スイカを買わされた話

自宅近くのTSUTAYAで何枚かCDを借りて自宅に向かう途中、横から急に話しかけられた。なんだろうと思ったら、八百屋さんのおじさんで、「スイカを買わないか」と言ってきたらしい(八百屋さんだからね)。

この八百屋さんは僕が利用している市民生協の隣にあって、おじさんとおばさんの二人だけの小さな店だ。去年の夏、お店の外に並べてあるスイカが安かったのでつい立ち止まって見ていたら、おじさんが話しかけてきて、それ以来何個かスイカを買った。おじさんいわく、「本当においしいスイカは本当においしい」と言う。僕が安いスイカを買おうとしたら、「それはあんまりおいしくないよ」と言う。だから去年僕は、生まれてから一番高いスイカを買ったが、それは確かにおいしかった。

僕がおじさんの店で買い物をしたのは、スイカだけなんだけれども、それ以来おじさんにしっかり覚えられたようで、お店の前を通るときは必ず挨拶をする。でも今日はこちらが認識していないところ、横からいきなり声をかけられたわけだ。おじさんは500円と1500円のスイカを道路に出していたが、1500円のほうを指さして、「これ良いよ。おいしいよ。間違いない」と言う。真剣かつフレンドリーな表情で。

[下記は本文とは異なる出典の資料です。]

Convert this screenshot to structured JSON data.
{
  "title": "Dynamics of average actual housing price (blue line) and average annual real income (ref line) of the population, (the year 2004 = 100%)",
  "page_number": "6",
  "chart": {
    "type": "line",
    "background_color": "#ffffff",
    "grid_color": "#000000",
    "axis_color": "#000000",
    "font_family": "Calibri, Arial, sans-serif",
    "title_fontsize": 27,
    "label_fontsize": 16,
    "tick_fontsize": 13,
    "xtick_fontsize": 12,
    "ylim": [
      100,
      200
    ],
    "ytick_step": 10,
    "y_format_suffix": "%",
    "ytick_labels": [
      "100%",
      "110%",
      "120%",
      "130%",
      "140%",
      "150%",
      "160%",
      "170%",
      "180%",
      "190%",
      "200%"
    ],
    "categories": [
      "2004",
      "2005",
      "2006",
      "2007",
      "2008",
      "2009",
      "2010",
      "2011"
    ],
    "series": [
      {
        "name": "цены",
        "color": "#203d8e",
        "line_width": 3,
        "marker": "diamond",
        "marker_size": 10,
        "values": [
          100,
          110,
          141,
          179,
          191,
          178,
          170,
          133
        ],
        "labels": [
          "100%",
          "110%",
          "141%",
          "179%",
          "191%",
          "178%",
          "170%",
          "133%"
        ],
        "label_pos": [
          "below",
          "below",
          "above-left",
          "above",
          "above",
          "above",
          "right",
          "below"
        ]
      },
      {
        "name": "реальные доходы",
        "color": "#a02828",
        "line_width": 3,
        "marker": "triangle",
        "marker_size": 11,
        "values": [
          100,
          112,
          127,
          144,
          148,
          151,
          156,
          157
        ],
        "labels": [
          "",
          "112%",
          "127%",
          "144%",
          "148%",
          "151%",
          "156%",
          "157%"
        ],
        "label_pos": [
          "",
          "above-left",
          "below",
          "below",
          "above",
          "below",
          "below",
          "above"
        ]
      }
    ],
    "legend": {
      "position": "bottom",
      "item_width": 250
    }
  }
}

僕は別に今日どうしてもスイカを食べたいわけでも、買いたいわけでもなかったのだけれど、なにしろ素直な性格なので、そう言われると買いたくなった。しかし、TSUTAYAで手持ちのお金を使い果たしてして(入り用が多くて手持ち金額が少なくなっていたわけで、CDを何百枚もレンタルしたわけではない)、200円もなかった。「今、手持ちがないので、お金をおろしてきます」と言って、すぐ隣の市民生協に向かった。市民生協には、以前ATM端末が設置されていて手数料がかかるけれどこうした緊急?のときには便利だ。ところが、メインで利用している三菱東京UFJ銀行のカードを入れると「お取り扱いできません」と言われる。多分システムメンテナンス関連の作業だろう。しかし、このままではおじさんとの約束を果たせない。僕はおじさんの少し心配そうな表情を思い出して、少し焦った。時刻は午後6時を過ぎていたけれど、ゆうちょバンクのカードを入れてみたらこちらは利用できた。僕は1万円をおろして、市民生協を出ておじさんの店に戻り、スイカを買った。なんとなく太宰治走れメロスを思い出した。